Dein Bachlauf sieht am Überlauf so aus, als ob es da Falten hat, die das Wasser zurück in den Bach ziehen könnten, wenn abgeschaltet ist. Dann könnte das Loch durchaus auch im Bach sein.


----------



## MadDog (23. Sep. 2011)

*AW: Mein Fertigteich verliert auch Wasser...*

Hallo Christina,

ich meine, die Stelle im Bachlauf, bevor dieser in den Teich mündet. Fülle Erde darunter, das die Stelle höher kommt und links und rechts davon mache einen kleinen Wall. Vielleicht ist das Problem dann behoben.

Gruß

Frank


----------



## HSV (23. Sep. 2011)

*AW: Mein Fertigteich verliert auch Wasser...*

Hallo Chrissi,ich denke trotz allem das du irgendwo ein Leck in deinem Gartenteich hast.
Gruss 
Tristan


----------



## schilfgrün (23. Sep. 2011)

*AW: Mein Fertigteich verliert auch Wasser...*

Hallo Christina,

ich hatte auch über 2 Jahre erhebliche Probleme mit Wasserferlust,definitiv durch meinen Bachlauf, dann durch ein blöderweise im Winter gestochenes Loch durch`s Eis im Flachwasserbereich und jetzt durch einen abgerutschten Uferstein, der einen Knick in die seit über 40 Jahre alte Folie ( mittlerweile ohne Weichmacher ) verusachte.
Bei Dir kann es nur an dem Bachlauf oder an einem Haarriss in Deinem Fertigteig liegen.

Liebe Grüße - Ingo


----------



## Chrissi (24. Sep. 2011)

*AW: Mein Fertigteich verliert auch Wasser...*

Hallo,
hab jetzt gestern mal die Folie die vom Bach in den Teich geht, weg.
Also ist im Moment keinerlei Verbindung vom Bach zum Teich.
Hab nochmal randvoll aufgefüllt und warte jetzt ein paar Tage.
Also bis jetzt fehlt noch nix erwähnenswertes.
Allerdings war es unter der Folie (vom Bach zum Teich) trocken.

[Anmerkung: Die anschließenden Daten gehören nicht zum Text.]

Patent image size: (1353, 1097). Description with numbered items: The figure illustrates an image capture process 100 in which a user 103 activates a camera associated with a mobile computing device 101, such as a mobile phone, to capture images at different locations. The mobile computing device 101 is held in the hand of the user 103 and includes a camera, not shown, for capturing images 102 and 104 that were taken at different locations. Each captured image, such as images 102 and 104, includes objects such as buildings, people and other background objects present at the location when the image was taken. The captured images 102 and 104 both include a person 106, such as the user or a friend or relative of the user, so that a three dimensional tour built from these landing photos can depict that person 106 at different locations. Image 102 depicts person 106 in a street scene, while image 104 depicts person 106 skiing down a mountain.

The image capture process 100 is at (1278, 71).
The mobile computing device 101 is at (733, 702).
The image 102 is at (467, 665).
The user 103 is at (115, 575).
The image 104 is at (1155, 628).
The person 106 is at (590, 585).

Mal sehen wie es morgen aussieht. Das Wetter ist ja im Moment auch super, da verdunstet natürlich auch einiges oder?

Wie kann man denn festellen ob ein Riß im Teich ist? Geht das überhaupt.

LG
Christina


----------



## andreas w. (24. Sep. 2011)

*AW: Mein Fertigteich verliert auch Wasser...*

Hi Christina,

haste den "Kaffeemilchtest" schonmal im Teich gemacht?

Wenn - so wie jetzt, alles aus ist was stört, Bachlauf und so, schütte doch mal ein Döschen Kaffemilch in den Teich. Im Normalfall, bzw im Fall eines Loches in der Teichschale fließt die Milch, durch den durch das Loch entstehenden "Sog" langsam in die Richtung und bis zu dem eventuellen Loch.

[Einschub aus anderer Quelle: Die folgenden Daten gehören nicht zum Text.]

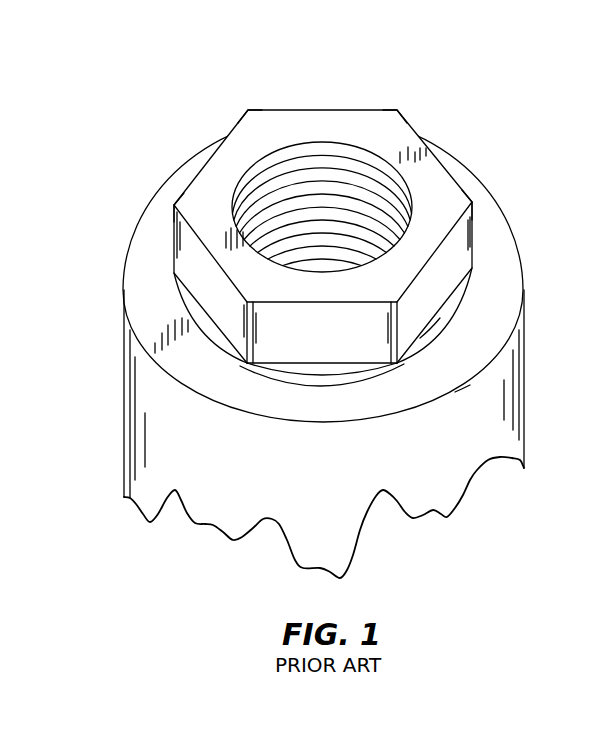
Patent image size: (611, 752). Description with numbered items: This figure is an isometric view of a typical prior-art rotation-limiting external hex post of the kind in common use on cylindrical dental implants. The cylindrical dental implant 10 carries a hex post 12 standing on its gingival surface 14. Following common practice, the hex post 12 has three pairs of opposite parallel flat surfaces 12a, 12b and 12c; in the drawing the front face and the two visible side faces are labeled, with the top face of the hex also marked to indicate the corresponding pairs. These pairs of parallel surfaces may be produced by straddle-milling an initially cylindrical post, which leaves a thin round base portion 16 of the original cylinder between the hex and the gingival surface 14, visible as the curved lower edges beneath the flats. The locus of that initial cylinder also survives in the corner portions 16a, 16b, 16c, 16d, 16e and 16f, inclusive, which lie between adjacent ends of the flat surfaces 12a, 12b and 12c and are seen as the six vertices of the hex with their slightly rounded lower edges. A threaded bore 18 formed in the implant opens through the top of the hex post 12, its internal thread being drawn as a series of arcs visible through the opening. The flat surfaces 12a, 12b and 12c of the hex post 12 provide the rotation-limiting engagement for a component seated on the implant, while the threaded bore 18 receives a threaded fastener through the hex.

The cylindrical dental implant 10 is at (183, 454).
The hex post 12 is at (210, 238).
The flat surfaces 12a is at (346, 343).
The flat surfaces 12b is at (444, 308).
The flat surfaces 12c is at (240, 308).
The gingival surface 14 is at (150, 302).
The round base portion 16 is at (443, 317).
The corner portion 16a is at (470, 395).
The corner portion 16b is at (472, 202).
The corner portion 16c is at (397, 110).
The corner portion 16d is at (248, 110).
The corner portion 16e is at (172, 205).
The corner portion 16f is at (243, 367).
The threaded bore 18 is at (333, 170).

Wenn das hier wirklich eintrifft, siehste genau, wo das Loch in der Schale ist ...... und dann geht das nächste Problem los


----------



## Chrissi (25. Sep. 2011)

*AW: Mein Fertigteich verliert auch Wasser...*

Guten Morgen,
also bis jetzt hat er noch kein Wasser verloren (etwas Verdunstung)

Bin gespannt wie es in drei Tagen aussieht.

LG
Christina


----------



## Chrissi (27. Sep. 2011)

*AW: Mein Fertigteich verliert auch Wasser...*

Hallo,
es lag wohl tatsächlich an der Bachlauffolie.
Bis jetzt fehlt kein Wasser.
Jetzt muss ich mir Gedanken machen wie ich den Bachlauf wieder mit dem Teich verbinde!

LG
Christina


----------



## Chrissi (27. Sep. 2011)

*AW: Mein Fertigteich verliert auch Wasser...*



MadDog schrieb:


> Hallo Christina,
> 
> Wenn ich den Einlauf des Bachlaufs sehe, kommt es mir vor, als ob dieser tiefer liegt als die Kante des Beckens. Eine Möglichkeit wäre also folgendes zu machen.
> Erhöhe am Bachlauf links und rechts die Seiten und lege den Bachlauf im Bereich des Einlaufs in den Teich höher. Dann würde sich ein kleiner Wasserfall bilden.
> ...



Läuft mir das wasser dann nicht hinten raus?
Ich muss dann doch kpl. den Bach höher legen?

Ich habe so gut wie kein Gefälle!


----------



## Sven Horstedt (28. Sep. 2011)

*AW: Mein Fertigteich verliert auch Wasser...*

Moin ,
ja der gesammte Bachlauf müßte angehoben werden aber 5- 10 cm reichen ja schon aus 

mfg sven


----------



## steffenK (12. Okt. 2011)

*AW: Mein Fertigteich verliert auch Wasser...*

Hallo Chrissi,

so wie es sich liest lag es am Kapillareffekt, der im Bereich des Bachüberlaufes Wasser gezogen hat ,wie auch immer. Es ist die Frage, was vorher war: Das Absacken oder der Kapillareffekt am Überlauf? Ich meine, evtl. ist der Fertigteich abgesackt, weil dort das Erdreich feucht geworden ist und die Erde sich unter dem Druck des Teichbeckens verdichtet hat...
Wenn der Überlauf umgestaltet wird, kann man verhindern, dass weiter Wasser entzogen wird. Zum Beispiel wie oben beschrieben durch "höherlegen" des Bachbettes. Natürlich die Flanken ensprechend anpassen, damit seitlich kein Wasser weg kann.

Gruß
Steffen


----------